What personal information do we collect about you and how?

As a commissioner, we do not routinely hold or have access to your medical records. However, we may need to hold some personal information about you, for example:

  •  If you have made a complaint to us about healthcare that you have received and we need to investigate;
  •  If you ask us to provide funding for Continuing Healthcare services;
  •  If you ask us for our help or involvement with your healthcare, or where we are required to fund specific treatment for a particular condition that is not already covered in our contracts with organisations that provide NHS care;
  •  To help understand which patient groups are likely to get ill and attend hospital (risk stratification); or
  •  If you ask us to keep you regularly informed and up-to-date about the work of the CCG, or if you are actively involved in our engagement and consultation activities or service user/Patient Participation Groups.

Our records may include relevant information that you have told us, or information provided on your behalf by relatives or those who care for you and know you well, or from health professionals and other staff directly involved in your care and treatment.

Our records may be held on paper or in a computer system. The types of information that we may collect and use include the following types:

Personal Confidential Information
Information about identified or identifiable people, which should be kept private.

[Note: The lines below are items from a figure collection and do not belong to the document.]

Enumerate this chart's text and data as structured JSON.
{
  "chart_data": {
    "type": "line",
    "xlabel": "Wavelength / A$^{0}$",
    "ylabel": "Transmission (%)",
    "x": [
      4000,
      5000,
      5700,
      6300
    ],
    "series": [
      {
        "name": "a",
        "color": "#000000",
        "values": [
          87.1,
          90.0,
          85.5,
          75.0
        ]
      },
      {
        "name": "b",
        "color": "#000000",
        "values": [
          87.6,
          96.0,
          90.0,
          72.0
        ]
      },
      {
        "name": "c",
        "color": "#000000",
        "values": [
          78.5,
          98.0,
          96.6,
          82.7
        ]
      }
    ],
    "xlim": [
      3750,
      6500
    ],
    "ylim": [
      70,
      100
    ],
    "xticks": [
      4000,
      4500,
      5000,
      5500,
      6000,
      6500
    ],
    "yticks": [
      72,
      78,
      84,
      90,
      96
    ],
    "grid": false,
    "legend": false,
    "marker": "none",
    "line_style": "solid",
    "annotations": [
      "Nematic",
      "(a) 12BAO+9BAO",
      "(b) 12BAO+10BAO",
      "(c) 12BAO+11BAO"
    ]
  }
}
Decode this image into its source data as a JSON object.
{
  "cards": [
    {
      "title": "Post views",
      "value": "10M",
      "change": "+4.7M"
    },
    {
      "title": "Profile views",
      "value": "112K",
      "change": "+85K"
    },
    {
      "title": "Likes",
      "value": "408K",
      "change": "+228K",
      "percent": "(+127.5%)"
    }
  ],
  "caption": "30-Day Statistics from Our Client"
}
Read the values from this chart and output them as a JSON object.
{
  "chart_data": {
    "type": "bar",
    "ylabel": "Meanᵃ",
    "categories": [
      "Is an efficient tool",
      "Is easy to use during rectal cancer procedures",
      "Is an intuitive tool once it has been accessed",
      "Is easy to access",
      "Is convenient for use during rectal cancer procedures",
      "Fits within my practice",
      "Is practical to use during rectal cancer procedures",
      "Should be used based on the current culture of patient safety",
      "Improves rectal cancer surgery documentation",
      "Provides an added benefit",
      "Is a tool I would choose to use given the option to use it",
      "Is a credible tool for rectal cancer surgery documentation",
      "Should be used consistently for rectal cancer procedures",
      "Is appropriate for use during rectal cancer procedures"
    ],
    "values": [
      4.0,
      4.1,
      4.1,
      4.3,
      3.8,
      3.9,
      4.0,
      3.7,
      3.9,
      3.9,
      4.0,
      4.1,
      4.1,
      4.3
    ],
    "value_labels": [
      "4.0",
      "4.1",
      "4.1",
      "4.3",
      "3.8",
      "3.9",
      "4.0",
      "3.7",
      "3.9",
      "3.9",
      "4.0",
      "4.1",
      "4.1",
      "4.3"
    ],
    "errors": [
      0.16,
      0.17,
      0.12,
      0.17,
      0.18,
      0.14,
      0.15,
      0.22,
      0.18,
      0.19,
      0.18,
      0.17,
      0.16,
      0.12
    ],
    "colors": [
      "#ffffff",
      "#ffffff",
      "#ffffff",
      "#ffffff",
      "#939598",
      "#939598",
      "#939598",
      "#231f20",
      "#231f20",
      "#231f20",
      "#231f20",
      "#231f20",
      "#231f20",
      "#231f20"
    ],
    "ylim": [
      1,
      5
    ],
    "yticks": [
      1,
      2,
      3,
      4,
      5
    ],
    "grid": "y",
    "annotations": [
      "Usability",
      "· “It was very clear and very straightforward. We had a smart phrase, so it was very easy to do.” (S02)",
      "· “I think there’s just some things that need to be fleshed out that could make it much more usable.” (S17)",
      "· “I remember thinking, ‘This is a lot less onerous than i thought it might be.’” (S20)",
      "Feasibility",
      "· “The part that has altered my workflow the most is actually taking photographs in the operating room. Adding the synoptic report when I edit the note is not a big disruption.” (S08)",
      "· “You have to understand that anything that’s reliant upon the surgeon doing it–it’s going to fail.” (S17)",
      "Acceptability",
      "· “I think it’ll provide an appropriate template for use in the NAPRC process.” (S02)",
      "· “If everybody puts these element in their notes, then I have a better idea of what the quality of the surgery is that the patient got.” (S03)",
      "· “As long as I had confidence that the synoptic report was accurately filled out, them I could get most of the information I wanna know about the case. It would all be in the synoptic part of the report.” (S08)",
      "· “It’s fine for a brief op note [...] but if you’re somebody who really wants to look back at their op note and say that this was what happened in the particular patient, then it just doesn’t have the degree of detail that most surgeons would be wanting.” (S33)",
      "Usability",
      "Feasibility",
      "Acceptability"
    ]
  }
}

For these purposes the information would include dead as well as living people. ‘Confidential’ includes both information ‘given in confidence’ and ‘that which is owed a duty of confidence’. This would include health information, your religion and ethnic origin, and whether or not you are subject to any protection orders regarding your health, wellbeing and human rights (safeguarding status).

Pseudonymised Information
This is data that has undergone a technical process that replaces your identifiable information such as NHS number, postcode and/or date of birth with a unique identifier, which obscures your ‘real world’ identity to those working with the information.

Anonymised Information
This is data that has been manipulated so that it is no longer possible to identify specific individuals.